Pero lo verdaderamente curioso del suceso no radica en la furia castrense, sino en el hecho inexplicable de que el poder civil se plegara servilmente a estos excesos, ya que no sólo no se tomaron medidas contra los implicados, sino que se trató de apaciguar a todo el estamento militar con una disposición legal que dejó para siempre en nuestro país la puerta abierta al golpismo.

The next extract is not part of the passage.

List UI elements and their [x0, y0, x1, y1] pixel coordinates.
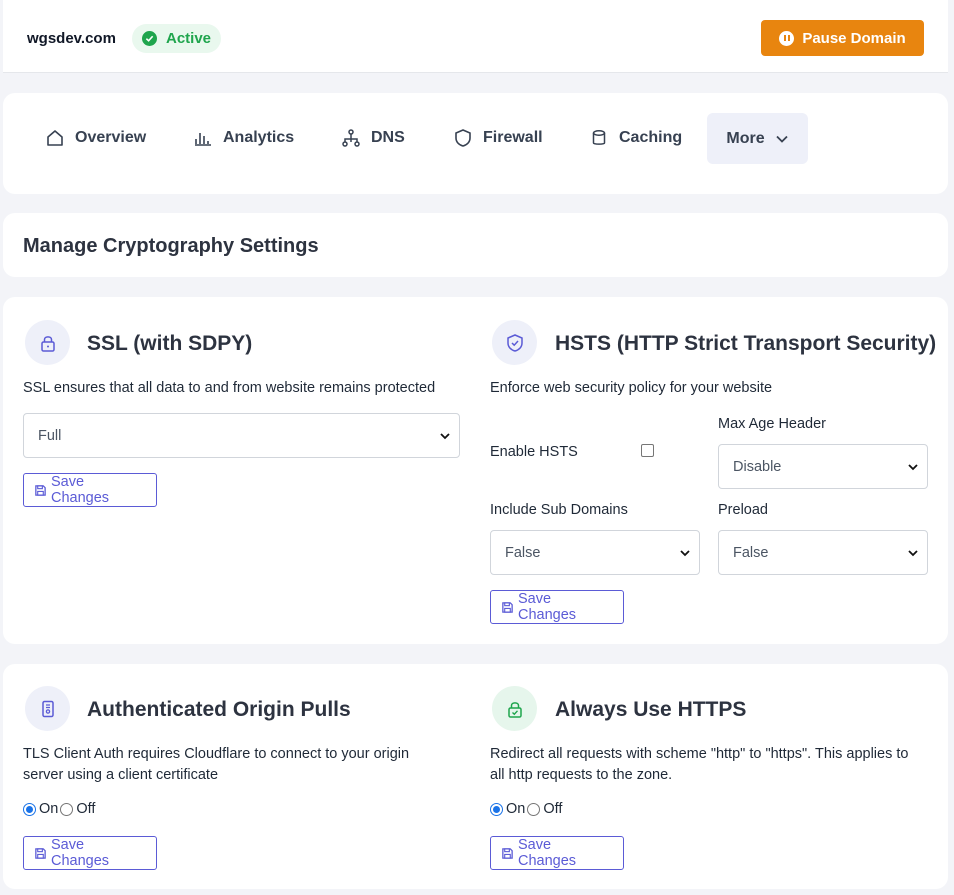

La ley de Jurisdicciones que se aprobó casi inmediatamente, significaba que cualquier delito de injurias contra el ejército, la bandera o la patria sería juzgado por un tribunal militar en consejo de guerra. El poder civil quedaba así a los pies de los caballos. Ante tan inaceptable injerencia el presidente del Gobierno, Montero Ríos, presentó su dimisión y numerosos políticos, incluso del partido conservador, como Antonio Maura, intentaron oponerse inútilmente a la ley. El propio Miguel de Unamuno advirtió en una tribuna abierta del periódico El Sol, de los terribles peligros que encerraba una ley que dejaba en manos del ejército la consideración de lo que eran o no eran actitudes patrióticas. No le faltaba razón. La monarquía de Alfonso XII, al someterse al poder militar, quedó herida de muerte y hoy nadie duda que esa claudicación, culminada algunos años después con la dictadura de Primo de Rivera, le costó el trono.

Más tarde el sueño republicano sería ahogado en sangre también porque algunos miembros del estamento militar juzgaron que lo que los españoles habían votado mayoritariamente no se ajustaba a lo que ellos consideraban patriótico. Después de medio millón de muertos, Franco volvió a imponer la Ley de Jurisdicciones que siguió vigente hasta la Constitución de 1978.

Hoy el famoso artículo 8º, invocado por el teniente general Mena, que atribuye al ejército la misión de "salvaguardar la soberanía de España y defender la integridad territorial y el orden constitucional", es un residuo fósil de la Ley de Jurisdicciones. Y en esas estamos.